Ricardo Varona makes no apologies for running a sophisticated, high-powered hydroponics lab inside a second-floor bedroom of his Southwest Miami-Dade home. He went to trial on Tuesday to insist he was innocent of breaking the law — arguing he was growing the marijuana solely to help his wife stricken with breast cancer.
“Love and compassion, that’s what this case is really about,” assistant public defender Adam Bair told jurors. “In particular, this case is about a man willing to do anything to ease his wife’s suffering.”
The unusual defense, in a state where medical marijuana is not yet allowed, was unconvincing to prosecutors. They tried walking a tight rope Tuesday, offering sympathy for Varona’s wife but casting her husband as a big-time dope dealer.
Their key evidence: His last batch netted 15 live marijuana plants weighing 103 pounds, simply too much for medical use, Miami-Dade prosecutor David Emas told jurors.
“One hundred pounds too many … We’ll give her half a pound. We’ll give her two. We’ll give her three pounds of marijuana,” Emas told jurors. “What about the 100 other pounds?”
The trial comes at a time when marijuana laws across the country have been eased, with the herb now legal for medical use in over 20 states and recreational purposes in four states, plus Washington D.C.
In Florida, the Legislature has authorized a low-grade strain of marijuana to treat a small number of ailments, including cancer. In October, the state will decide which growers will be allowed to cultivate the plants; patients will likely be able to get access to marijuana sometime early next year.
Legally, Varona, 43, would not be covered under the state’s medical marijuana law. He is accused of trafficking over 25 pounds of marijuana and operating a marijuana growhouse in July 2014.

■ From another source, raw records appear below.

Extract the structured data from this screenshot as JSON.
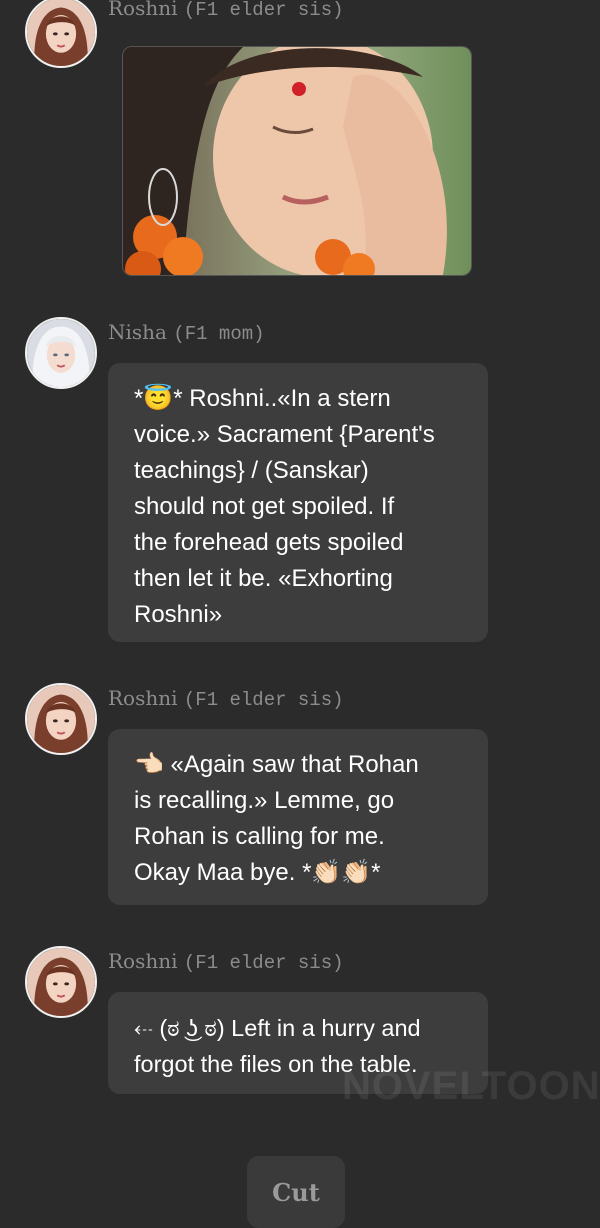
{
  "messages": [
    {
      "sender": "Roshni",
      "role": "(F1 elder sis)",
      "type": "image",
      "image": "woman-applying-bindi-photo"
    },
    {
      "sender": "Nisha",
      "role": "(F1 mom)",
      "type": "text",
      "lines": [
        "*😇* Roshni..«In a stern",
        "voice.» Sacrament {Parent's",
        "teachings} / (Sanskar)",
        "should not get spoiled. If",
        "the forehead gets spoiled",
        "then let it be. «Exhorting",
        "Roshni»"
      ]
    },
    {
      "sender": "Roshni",
      "role": "(F1 elder sis)",
      "type": "text",
      "lines": [
        "👈🏻 «Again saw that Rohan",
        "is recalling.» Lemme, go",
        "Rohan is calling for me.",
        "Okay Maa bye. *👏🏻👏🏻*"
      ]
    },
    {
      "sender": "Roshni",
      "role": "(F1 elder sis)",
      "type": "text",
      "lines": [
        "⇠ (ಠ ͜ʖ ಠ) Left in a hurry and",
        "forgot the files on the table."
      ]
    }
  ],
  "watermark": "NOVELTOON",
  "cut_label": "Cut",
  "colors": {
    "background": "#2b2b2b",
    "bubble": "#3d3d3d",
    "name_text": "#8c8c8c",
    "message_text": "#ffffff"
  }
}
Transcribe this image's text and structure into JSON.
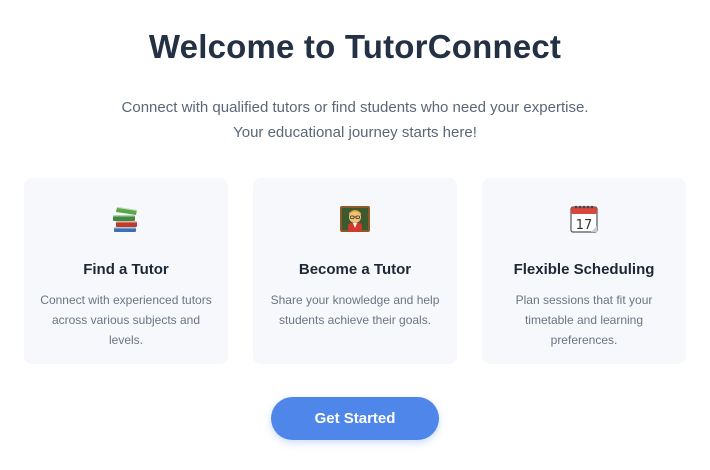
{
  "header": {
    "title": "Welcome to TutorConnect",
    "subtitle_line1": "Connect with qualified tutors or find students who need your expertise.",
    "subtitle_line2": "Your educational journey starts here!"
  },
  "cards": [
    {
      "icon": "books-icon",
      "title": "Find a Tutor",
      "description": "Connect with experienced tutors across various subjects and levels."
    },
    {
      "icon": "teacher-icon",
      "title": "Become a Tutor",
      "description": "Share your knowledge and help students achieve their goals."
    },
    {
      "icon": "calendar-icon",
      "title": "Flexible Scheduling",
      "description": "Plan sessions that fit your timetable and learning preferences."
    }
  ],
  "cta": {
    "label": "Get Started"
  },
  "colors": {
    "accent": "#4f86ea",
    "heading": "#243044",
    "card_bg": "#f6f8fb"
  }
}
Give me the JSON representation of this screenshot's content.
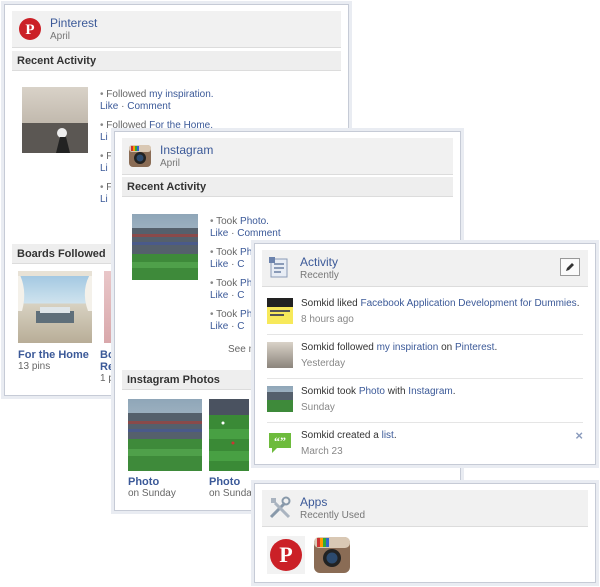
{
  "pinterest": {
    "title": "Pinterest",
    "subtitle": "April",
    "recent_activity_label": "Recent Activity",
    "items": [
      {
        "prefix": "Followed ",
        "link": "my inspiration.",
        "actions": [
          "Like",
          "Comment"
        ]
      },
      {
        "prefix": "Followed ",
        "link": "For the Home.",
        "actions": [
          "Li"
        ]
      },
      {
        "prefix": "Followed ",
        "link": "",
        "actions": [
          "Li"
        ]
      },
      {
        "prefix": "Followed ",
        "link": "",
        "actions": [
          "Li"
        ]
      }
    ],
    "boards_label": "Boards Followed",
    "boards": [
      {
        "title": "For the Home",
        "sub": "13 pins"
      },
      {
        "title": "Bo",
        "title2": "Re",
        "sub": "1 p"
      }
    ]
  },
  "instagram": {
    "title": "Instagram",
    "subtitle": "April",
    "recent_activity_label": "Recent Activity",
    "items": [
      {
        "prefix": "Took ",
        "link": "Photo.",
        "actions": [
          "Like",
          "Comment"
        ]
      },
      {
        "prefix": "Took ",
        "link": "Ph",
        "actions": [
          "Like",
          "C"
        ]
      },
      {
        "prefix": "Took ",
        "link": "Ph",
        "actions": [
          "Like",
          "C"
        ]
      },
      {
        "prefix": "Took ",
        "link": "Ph",
        "actions": [
          "Like",
          "C"
        ]
      }
    ],
    "see_more": "See m",
    "photos_label": "Instagram Photos",
    "photos": [
      {
        "title": "Photo",
        "sub": "on Sunday"
      },
      {
        "title": "Photo",
        "sub": "on Sunday"
      }
    ]
  },
  "activity": {
    "title": "Activity",
    "subtitle": "Recently",
    "edit_icon": "pencil-icon",
    "feed": [
      {
        "pre": "Somkid liked ",
        "link1": "Facebook Application Development for Dummies",
        "mid": ".",
        "link2": "",
        "post": "",
        "time": "8 hours ago",
        "thumb": "book"
      },
      {
        "pre": "Somkid followed ",
        "link1": "my inspiration",
        "mid": " on ",
        "link2": "Pinterest",
        "post": ".",
        "time": "Yesterday",
        "thumb": "photo"
      },
      {
        "pre": "Somkid took ",
        "link1": "Photo",
        "mid": " with ",
        "link2": "Instagram",
        "post": ".",
        "time": "Sunday",
        "thumb": "stadium"
      },
      {
        "pre": "Somkid created a ",
        "link1": "list",
        "mid": ".",
        "link2": "",
        "post": "",
        "time": "March 23",
        "thumb": "quote"
      }
    ],
    "close_glyph": "×"
  },
  "apps": {
    "title": "Apps",
    "subtitle": "Recently Used",
    "icons": [
      "pinterest-app-icon",
      "instagram-app-icon"
    ]
  },
  "colors": {
    "link": "#3b5998",
    "pinterest_red": "#cb2027",
    "panel_border": "#c6cbd6"
  }
}
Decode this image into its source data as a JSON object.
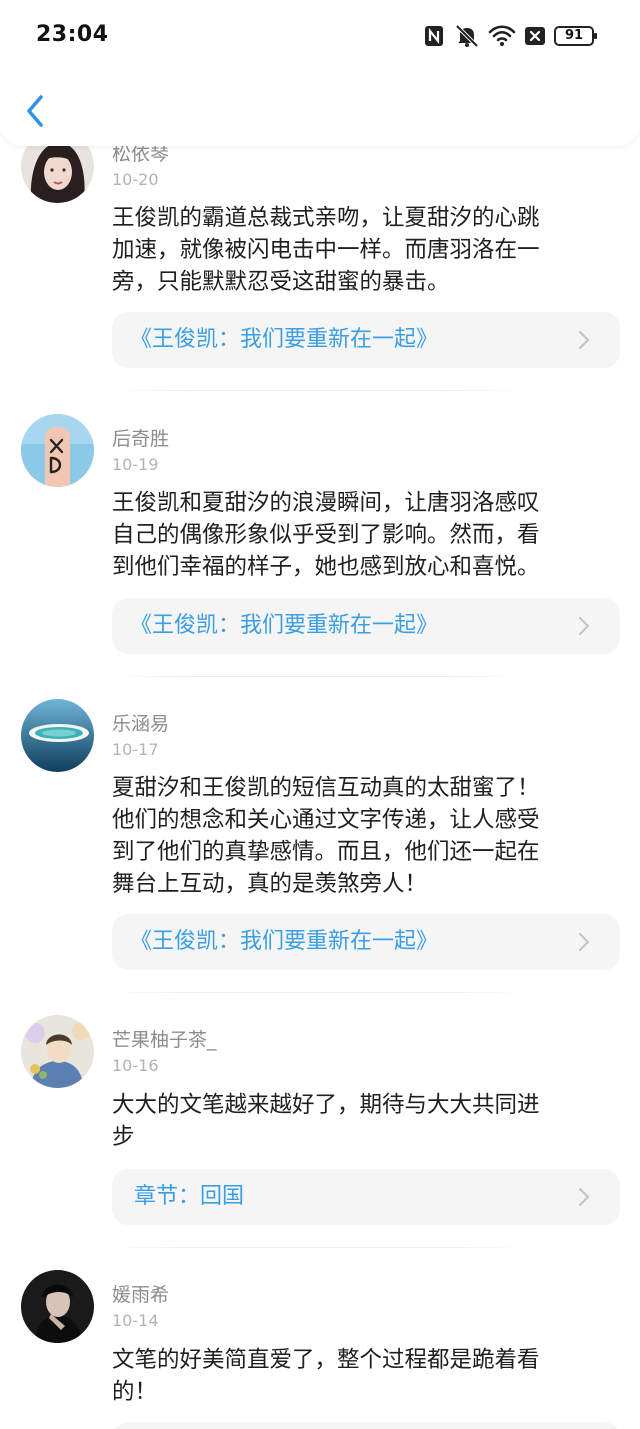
{
  "status_bar": {
    "time": "23:04",
    "icons": [
      "nfc-icon",
      "mute-icon",
      "wifi-icon",
      "close-box-icon"
    ],
    "battery": "91"
  },
  "header": {
    "back_icon": "chevron-left-icon"
  },
  "colors": {
    "link": "#3a9ee4",
    "card_bg": "#f5f5f5",
    "name": "#8d8d8d",
    "date": "#b3b3b3"
  },
  "comments": [
    {
      "user": "松依琴",
      "date": "10-20",
      "lines": [
        "王俊凯的霸道总裁式亲吻，让夏甜汐的心跳",
        "加速，就像被闪电击中一样。而唐羽洛在一",
        "旁，只能默默忍受这甜蜜的暴击。"
      ],
      "link": "《王俊凯：我们要重新在一起》"
    },
    {
      "user": "后奇胜",
      "date": "10-19",
      "lines": [
        "王俊凯和夏甜汐的浪漫瞬间，让唐羽洛感叹",
        "自己的偶像形象似乎受到了影响。然而，看",
        "到他们幸福的样子，她也感到放心和喜悦。"
      ],
      "link": "《王俊凯：我们要重新在一起》"
    },
    {
      "user": "乐涵易",
      "date": "10-17",
      "lines": [
        "夏甜汐和王俊凯的短信互动真的太甜蜜了！",
        "他们的想念和关心通过文字传递，让人感受",
        "到了他们的真挚感情。而且，他们还一起在",
        "舞台上互动，真的是羡煞旁人！"
      ],
      "link": "《王俊凯：我们要重新在一起》"
    },
    {
      "user": "芒果柚子茶_",
      "date": "10-16",
      "lines": [
        "大大的文笔越来越好了，期待与大大共同进",
        "步"
      ],
      "link": "章节：回国"
    },
    {
      "user": "媛雨希",
      "date": "10-14",
      "lines": [
        "文笔的好美简直爱了，整个过程都是跪着看",
        "的！"
      ],
      "link": ""
    }
  ]
}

Originally from Cuba, Varona came to the Miami 12 years ago. His wife, Maria Varona, was diagnosed with breast cancer in 2010. His defense laid out her story. Varona underwent surgery to remove lumps from her breast, then underwent chemotherapy and radiation treatment. Then, to prevent the return of the cancer, she began taking a drug called Tamoxifen aimed at preventing the return of the cancer.
Because of the drug, Maria Varona suffered extreme nausea, Bair told jurors. She discovered that marijuana-infused edible foods eased her suffering during a trip to her native Venezuela. But Maria Varona — who is expected to testify Thursday — was forced to give up marijuana when she returned to Miami.
“All of the symptoms returned. All of the vomiting. All of the diarrhea. The insomnia. The fatigue,” said Bair, who is trying the case with Jose Aguirre.
So, Bair said, Varona started up the hydroponics lab inside his home, spending $5,000 on high-powered bulbs, transformers, filters, fans and water pumps. The seeds he bought from an “unknown person” in the parking lot of the store that sold him the equipment, Miami-Dade Detective Walter Enamorado testified Tuesday.
For prosecutors, the testimony of two narcotics detectives was key.
Enomarado testified that the 15 plants would yield about 30 pounds of usable marijuana, far too much for even the most committed smoker to consume in a given year. “It’s impossible, but that’s just my opinion,” Enamorado told prosecutor Kimberly Archila.
The defense, however, pointed out that cops found no money or material that could be used to package the marijuana for sale.
Dr. Denis Petro, a neurologist and nationally recognized advocate of medical marijuana, is expected to testify for the defense. The trial continues Thursday before Miami-Dade Circuit Judge Alberto Milian.